Sabiha Gökçen’de uçağa bindiğinizde pilot kabinin içinde kaptan pilot Safiye, yardımcı pilot da hayat arkadaşı Faik! Şimdi elinizi vicdanınızın üstüne koyup lütfen bana tüm samimiyetinizle söyleyin. Arkanıza bakmadan o uçaktan iner misiniz yoksa eğlenceli olur diye uçar mısınız?
Hop dedik abi
Kıvanç Tatlıtuğ’un abisi kraldan çok kralcıymış. Kıvanç’ı görüntülemek isteyen kameramanlara saldırmış. Kıvanç da arabasının içinde oturup olayı seyretmekle kalmış. Hangisinin daha ‘itici’ bir davranış olduğuna karar veremedim. Abisinin görevlerini yapan muhabirlere saldırması mı? Yoksa Kıvanç’ın kılını kıpırdatmadan olup biteni izlemesi mi? Ünlü oyuncu yoğun ilgiden artık bunalmış olmalı. Yoksa herhalde öfkeli abisine müdahale ederdi. İyi de abisine ne oluyor? Ankaralı Yasemin’in şarkısındaki gibi.
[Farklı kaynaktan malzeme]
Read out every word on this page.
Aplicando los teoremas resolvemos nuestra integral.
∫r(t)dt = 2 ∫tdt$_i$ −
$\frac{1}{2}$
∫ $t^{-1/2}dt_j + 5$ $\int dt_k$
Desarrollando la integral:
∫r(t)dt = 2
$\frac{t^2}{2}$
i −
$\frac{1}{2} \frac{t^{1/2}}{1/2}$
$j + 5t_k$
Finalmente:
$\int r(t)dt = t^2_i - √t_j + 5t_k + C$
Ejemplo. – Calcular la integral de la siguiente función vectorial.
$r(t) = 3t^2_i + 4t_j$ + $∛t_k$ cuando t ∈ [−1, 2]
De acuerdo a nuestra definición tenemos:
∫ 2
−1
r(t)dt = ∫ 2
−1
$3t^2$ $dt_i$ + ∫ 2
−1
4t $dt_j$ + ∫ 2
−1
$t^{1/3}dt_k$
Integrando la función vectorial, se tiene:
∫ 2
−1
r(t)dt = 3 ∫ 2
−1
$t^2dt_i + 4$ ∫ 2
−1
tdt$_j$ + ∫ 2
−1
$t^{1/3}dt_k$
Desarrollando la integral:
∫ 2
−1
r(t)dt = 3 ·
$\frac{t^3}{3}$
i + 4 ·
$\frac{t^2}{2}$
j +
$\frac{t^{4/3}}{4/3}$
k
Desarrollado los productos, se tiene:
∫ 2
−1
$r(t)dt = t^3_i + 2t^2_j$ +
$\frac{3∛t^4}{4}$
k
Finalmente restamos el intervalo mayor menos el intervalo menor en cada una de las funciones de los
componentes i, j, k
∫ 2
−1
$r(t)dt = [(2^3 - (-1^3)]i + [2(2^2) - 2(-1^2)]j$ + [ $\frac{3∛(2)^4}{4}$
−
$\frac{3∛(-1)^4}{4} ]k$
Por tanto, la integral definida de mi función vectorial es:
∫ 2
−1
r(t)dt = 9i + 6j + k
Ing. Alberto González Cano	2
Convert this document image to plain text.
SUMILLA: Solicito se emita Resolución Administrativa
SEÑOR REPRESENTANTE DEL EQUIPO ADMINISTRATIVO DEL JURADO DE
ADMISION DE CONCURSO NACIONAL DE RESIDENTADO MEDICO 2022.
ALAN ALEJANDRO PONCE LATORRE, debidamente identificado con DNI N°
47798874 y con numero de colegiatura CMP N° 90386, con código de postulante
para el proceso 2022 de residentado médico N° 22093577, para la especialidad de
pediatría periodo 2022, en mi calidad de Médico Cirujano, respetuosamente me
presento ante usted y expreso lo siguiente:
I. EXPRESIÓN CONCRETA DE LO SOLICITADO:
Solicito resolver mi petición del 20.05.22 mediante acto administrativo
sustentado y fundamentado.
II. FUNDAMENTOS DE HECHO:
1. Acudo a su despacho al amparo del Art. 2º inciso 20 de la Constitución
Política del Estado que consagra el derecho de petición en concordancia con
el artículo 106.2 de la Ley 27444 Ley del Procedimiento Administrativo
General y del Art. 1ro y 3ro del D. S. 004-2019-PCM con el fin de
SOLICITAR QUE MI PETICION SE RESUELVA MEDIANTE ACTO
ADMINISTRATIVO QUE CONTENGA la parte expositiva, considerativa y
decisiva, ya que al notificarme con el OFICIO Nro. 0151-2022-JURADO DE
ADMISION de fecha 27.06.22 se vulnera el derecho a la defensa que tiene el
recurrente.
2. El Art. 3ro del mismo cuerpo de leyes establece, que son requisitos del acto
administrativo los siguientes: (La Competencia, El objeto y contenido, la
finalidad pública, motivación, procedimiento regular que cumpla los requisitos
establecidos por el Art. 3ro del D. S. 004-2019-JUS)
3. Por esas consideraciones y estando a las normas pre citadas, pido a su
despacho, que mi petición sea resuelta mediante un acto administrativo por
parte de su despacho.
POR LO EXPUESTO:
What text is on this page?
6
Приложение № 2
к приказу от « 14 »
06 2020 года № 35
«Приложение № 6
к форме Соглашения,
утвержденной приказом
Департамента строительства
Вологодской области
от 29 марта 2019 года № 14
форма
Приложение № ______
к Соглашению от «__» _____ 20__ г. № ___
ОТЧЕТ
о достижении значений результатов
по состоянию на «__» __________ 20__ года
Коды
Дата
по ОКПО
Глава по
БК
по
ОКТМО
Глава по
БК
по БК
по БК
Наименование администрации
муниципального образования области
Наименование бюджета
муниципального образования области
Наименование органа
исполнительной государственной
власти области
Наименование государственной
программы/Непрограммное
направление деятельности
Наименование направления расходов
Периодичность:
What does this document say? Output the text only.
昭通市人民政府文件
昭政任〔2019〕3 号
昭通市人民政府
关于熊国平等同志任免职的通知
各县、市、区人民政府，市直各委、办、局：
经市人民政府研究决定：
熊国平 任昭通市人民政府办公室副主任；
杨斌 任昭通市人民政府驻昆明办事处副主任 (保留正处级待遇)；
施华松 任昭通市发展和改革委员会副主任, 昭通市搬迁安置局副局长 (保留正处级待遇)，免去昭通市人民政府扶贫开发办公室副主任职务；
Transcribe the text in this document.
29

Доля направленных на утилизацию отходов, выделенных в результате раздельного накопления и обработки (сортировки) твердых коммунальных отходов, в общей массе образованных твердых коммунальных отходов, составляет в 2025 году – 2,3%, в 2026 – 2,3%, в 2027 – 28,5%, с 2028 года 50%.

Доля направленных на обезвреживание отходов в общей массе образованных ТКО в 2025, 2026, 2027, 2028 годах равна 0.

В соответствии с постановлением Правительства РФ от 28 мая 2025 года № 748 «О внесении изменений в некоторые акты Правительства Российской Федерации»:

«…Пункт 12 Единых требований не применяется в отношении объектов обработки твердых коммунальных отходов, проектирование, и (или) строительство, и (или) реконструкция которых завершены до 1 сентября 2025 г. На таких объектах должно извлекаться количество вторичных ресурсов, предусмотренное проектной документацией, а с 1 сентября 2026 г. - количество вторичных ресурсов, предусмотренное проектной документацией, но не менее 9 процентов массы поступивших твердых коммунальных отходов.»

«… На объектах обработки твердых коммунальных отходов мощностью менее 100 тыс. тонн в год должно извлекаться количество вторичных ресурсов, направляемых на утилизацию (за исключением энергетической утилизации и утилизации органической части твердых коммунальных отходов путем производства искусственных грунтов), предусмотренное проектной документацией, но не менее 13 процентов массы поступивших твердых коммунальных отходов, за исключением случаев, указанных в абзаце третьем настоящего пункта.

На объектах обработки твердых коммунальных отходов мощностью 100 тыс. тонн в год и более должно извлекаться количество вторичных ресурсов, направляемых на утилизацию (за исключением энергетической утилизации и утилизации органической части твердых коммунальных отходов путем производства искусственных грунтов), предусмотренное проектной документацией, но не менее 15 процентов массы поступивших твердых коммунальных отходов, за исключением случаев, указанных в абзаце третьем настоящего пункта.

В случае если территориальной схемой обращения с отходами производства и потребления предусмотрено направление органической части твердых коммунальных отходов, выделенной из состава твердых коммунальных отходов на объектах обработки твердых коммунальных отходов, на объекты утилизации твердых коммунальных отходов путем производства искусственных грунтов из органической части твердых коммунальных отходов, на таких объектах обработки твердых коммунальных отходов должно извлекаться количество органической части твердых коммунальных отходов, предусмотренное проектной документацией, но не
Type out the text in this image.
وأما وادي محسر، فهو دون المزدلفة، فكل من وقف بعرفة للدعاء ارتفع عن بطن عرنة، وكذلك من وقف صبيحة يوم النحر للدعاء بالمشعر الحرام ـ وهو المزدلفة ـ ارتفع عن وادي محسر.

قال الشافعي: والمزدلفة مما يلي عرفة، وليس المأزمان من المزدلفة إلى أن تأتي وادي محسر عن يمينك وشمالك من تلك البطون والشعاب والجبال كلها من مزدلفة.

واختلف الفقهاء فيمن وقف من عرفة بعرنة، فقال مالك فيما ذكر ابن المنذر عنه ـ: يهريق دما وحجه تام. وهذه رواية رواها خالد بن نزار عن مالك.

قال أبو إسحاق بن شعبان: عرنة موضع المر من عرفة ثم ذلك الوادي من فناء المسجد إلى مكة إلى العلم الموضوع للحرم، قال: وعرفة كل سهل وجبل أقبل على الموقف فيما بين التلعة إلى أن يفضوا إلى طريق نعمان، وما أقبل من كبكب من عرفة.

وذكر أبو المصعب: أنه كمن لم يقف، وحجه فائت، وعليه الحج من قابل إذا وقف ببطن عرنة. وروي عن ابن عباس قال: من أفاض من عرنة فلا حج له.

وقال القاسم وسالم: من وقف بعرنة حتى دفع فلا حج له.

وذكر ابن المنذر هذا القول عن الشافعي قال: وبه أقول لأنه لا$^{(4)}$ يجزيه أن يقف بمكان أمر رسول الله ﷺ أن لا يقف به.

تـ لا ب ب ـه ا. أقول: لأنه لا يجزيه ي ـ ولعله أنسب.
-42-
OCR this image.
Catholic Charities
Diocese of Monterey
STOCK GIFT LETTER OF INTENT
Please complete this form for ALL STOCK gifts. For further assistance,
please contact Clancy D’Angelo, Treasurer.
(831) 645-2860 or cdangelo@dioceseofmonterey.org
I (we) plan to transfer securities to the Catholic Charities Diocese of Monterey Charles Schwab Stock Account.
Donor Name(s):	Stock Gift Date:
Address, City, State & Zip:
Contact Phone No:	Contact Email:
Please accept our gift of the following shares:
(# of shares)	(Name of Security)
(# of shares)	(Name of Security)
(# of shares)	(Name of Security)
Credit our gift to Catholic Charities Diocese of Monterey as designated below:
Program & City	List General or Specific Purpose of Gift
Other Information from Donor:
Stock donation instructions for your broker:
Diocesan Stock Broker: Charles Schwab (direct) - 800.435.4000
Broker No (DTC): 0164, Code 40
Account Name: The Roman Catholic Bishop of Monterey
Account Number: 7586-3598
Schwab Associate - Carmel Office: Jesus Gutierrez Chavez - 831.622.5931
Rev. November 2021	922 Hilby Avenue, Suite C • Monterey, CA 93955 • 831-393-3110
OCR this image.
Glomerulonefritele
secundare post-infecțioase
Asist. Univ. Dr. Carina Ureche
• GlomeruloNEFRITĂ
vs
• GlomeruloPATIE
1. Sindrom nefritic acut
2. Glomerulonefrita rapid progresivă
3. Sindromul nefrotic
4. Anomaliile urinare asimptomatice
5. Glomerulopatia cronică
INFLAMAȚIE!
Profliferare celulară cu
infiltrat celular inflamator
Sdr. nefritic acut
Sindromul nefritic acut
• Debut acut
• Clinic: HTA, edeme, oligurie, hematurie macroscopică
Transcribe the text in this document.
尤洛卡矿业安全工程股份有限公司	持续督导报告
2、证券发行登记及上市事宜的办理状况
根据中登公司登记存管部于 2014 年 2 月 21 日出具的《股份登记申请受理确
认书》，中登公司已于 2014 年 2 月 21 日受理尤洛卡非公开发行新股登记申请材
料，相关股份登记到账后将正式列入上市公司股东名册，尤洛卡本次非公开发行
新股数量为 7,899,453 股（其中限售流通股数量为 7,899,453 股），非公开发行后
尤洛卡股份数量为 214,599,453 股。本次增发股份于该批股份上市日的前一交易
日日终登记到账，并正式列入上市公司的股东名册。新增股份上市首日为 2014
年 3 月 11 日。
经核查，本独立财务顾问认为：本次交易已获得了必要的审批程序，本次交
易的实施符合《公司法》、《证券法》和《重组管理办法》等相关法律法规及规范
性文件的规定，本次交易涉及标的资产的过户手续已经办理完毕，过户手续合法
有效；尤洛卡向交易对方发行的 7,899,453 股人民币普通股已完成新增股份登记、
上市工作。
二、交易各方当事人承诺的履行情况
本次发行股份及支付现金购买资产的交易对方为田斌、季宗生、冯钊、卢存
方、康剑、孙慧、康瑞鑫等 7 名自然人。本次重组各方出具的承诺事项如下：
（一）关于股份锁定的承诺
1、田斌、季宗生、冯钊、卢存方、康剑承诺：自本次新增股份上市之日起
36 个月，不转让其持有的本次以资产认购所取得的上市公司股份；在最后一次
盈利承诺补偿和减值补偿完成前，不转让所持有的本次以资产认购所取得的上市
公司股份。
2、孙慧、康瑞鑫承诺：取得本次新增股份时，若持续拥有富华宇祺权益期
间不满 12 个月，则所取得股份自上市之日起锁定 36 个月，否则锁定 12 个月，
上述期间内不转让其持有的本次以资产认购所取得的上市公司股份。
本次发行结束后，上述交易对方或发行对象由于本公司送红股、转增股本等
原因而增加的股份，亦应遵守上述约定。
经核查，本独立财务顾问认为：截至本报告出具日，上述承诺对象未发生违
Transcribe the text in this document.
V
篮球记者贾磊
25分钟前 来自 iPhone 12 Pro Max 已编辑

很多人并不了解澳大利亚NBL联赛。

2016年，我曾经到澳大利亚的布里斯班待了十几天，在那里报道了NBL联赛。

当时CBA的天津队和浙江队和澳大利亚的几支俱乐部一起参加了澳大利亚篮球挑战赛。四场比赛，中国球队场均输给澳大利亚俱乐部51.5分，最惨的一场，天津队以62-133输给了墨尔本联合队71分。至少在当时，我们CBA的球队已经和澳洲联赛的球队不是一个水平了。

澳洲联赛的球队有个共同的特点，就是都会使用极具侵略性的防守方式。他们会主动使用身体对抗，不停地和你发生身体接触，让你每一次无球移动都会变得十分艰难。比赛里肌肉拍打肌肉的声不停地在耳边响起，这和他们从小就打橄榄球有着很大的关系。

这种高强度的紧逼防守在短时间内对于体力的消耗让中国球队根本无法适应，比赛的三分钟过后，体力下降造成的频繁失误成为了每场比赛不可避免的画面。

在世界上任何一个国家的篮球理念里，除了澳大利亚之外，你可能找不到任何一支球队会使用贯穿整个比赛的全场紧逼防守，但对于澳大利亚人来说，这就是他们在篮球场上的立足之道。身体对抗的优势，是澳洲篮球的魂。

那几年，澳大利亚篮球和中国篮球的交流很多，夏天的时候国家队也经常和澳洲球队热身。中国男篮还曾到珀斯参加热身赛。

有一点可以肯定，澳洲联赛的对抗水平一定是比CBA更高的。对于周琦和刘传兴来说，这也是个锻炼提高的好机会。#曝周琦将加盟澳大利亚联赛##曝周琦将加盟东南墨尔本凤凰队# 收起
“Yolu şaşırdın kafayı tırlattın
Sonunda sende bizi tanıdın
Onlara uydun adammı oldun
Ayşe Özyılmazel, 4 yıldır depresyondaymış.
Tükenmişlik sendromu yaşıyormuş.
Bugüne kadar kendine olan saygısından susmuş.
Ama eski eşi Ali Taran’ı televizyonda jüri olarak görünce dayanamamış.
Bir zamanlar büyük aşk yaşadığı ve 10 ay evli kaldığı ünlü reklamcıyı yerden yere vurmuş.
“Bir genç kız olarak hayatımın içine etti. Ona mutluluklar dilemiyorum. Allah’ından bulsun. Ellerinin kirini bana sildi” diye veryansın etmiş.
Ali Taran’ın, bu lafları hak edecek ne yapmış olabileceğini hayal bile edemiyorum.
Ama özel hayatındaki ilişkileri yönetmekte hiçbir yeteneğinin olmadığı kesin.